Gemeinde bekämpft Rechtsextreme mit Regenbogen

Vor dem Vereinslokal prangen nun Banner und bunter Zebrastreifen
Vor dem Vereinslokal prangen nun Banner und bunter ZebrastreifenStadtgemeinde Steyregg (Facebook)
Ein Haus lässt die Wogen hochgehen. Aus Protest vor einem Vereinszentrum bemalte die Gemeinde Steyregg den Schutzweg in Regenbogenfarben.

Ein Hauskauf im vergangenen Jahr blieb weitestgehend unbemerkt. Schließlich schaltete sich heuer sogar Oberösterreichs Landeshauptmann Thomas Stelzer (ÖVP) ein. Die Käufer "sind weiterhin nicht Willkommen in unserem Land." Auch der Verfassungsschutz beobachte die Situation.
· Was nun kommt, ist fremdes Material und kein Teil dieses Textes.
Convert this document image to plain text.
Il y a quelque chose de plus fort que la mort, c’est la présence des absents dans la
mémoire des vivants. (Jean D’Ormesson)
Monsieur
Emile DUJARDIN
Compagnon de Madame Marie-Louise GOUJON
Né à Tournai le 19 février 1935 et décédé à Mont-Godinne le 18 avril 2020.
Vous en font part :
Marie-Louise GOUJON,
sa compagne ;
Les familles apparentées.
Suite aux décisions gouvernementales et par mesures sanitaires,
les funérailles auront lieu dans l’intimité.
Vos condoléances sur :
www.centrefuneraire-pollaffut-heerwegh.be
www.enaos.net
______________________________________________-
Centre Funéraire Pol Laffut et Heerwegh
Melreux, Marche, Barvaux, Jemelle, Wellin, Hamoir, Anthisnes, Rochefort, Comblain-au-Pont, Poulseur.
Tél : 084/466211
Diese ist nun um eine Facette reicher. Obwohl eigentlich von Anfang an klar hätte sein sollen, wer sich hier niederlässt. Denn nicht ein Strohmann, sondern ein junger Ostdeutscher, der seit längerem in Oberösterreich lebt, für die Identitären aktiv ist und bereits ein ähnliches Projekt in Linz umsetzen wollte, soll die renovierungsbedürftige Immobilie gekauft haben. Rund 100.000 Euro wurden hineingesteckt, nach und nach wurde auch der Gemeinde klar, wer hinter dem Projekt steckt.

Extremisten-Treff?

Man sah einen "Extremisten-Treff" der Identitären Bewegung. Deren Erkennungssymbol wurde erst vor wenigen Wochen verboten. Zum negativen Erscheinungsbild trug auch die schwere Verbarrikadierung der Fassade mit Eisenstangen dabei.

Die rechten Aktivisten selbst planen dort einen Mix aus Bierlokal, Shop, Büro und Jugendzentrum. Gegen die dahinterstehende Gesinnung wehrt sich die Gemeinde vehement. Tatsächlich auch dagegen vorgehen könne aber auch der Ex-Grüne Bürgermeister Johann Würzburger von der Steyregger Bürgerinitiative für Umwelt und Stadtleben nicht. Lediglich den Biergarten könne er verbieten.

Man setzt deswegen nun auf passiven Widerstand. Am Donnerstag postete die Stadtgemeinde Bilder vom frisch umgestalteten Vorplatz des renovierten Hauses, untermauert mit einer "Botschaft an die Identitären": "Steyregg bleibt bunt". Der Schutzweg im Stadtzentrum, unmittelbar vor dem Vereinslokal, trägt nun Regenbogenfarben.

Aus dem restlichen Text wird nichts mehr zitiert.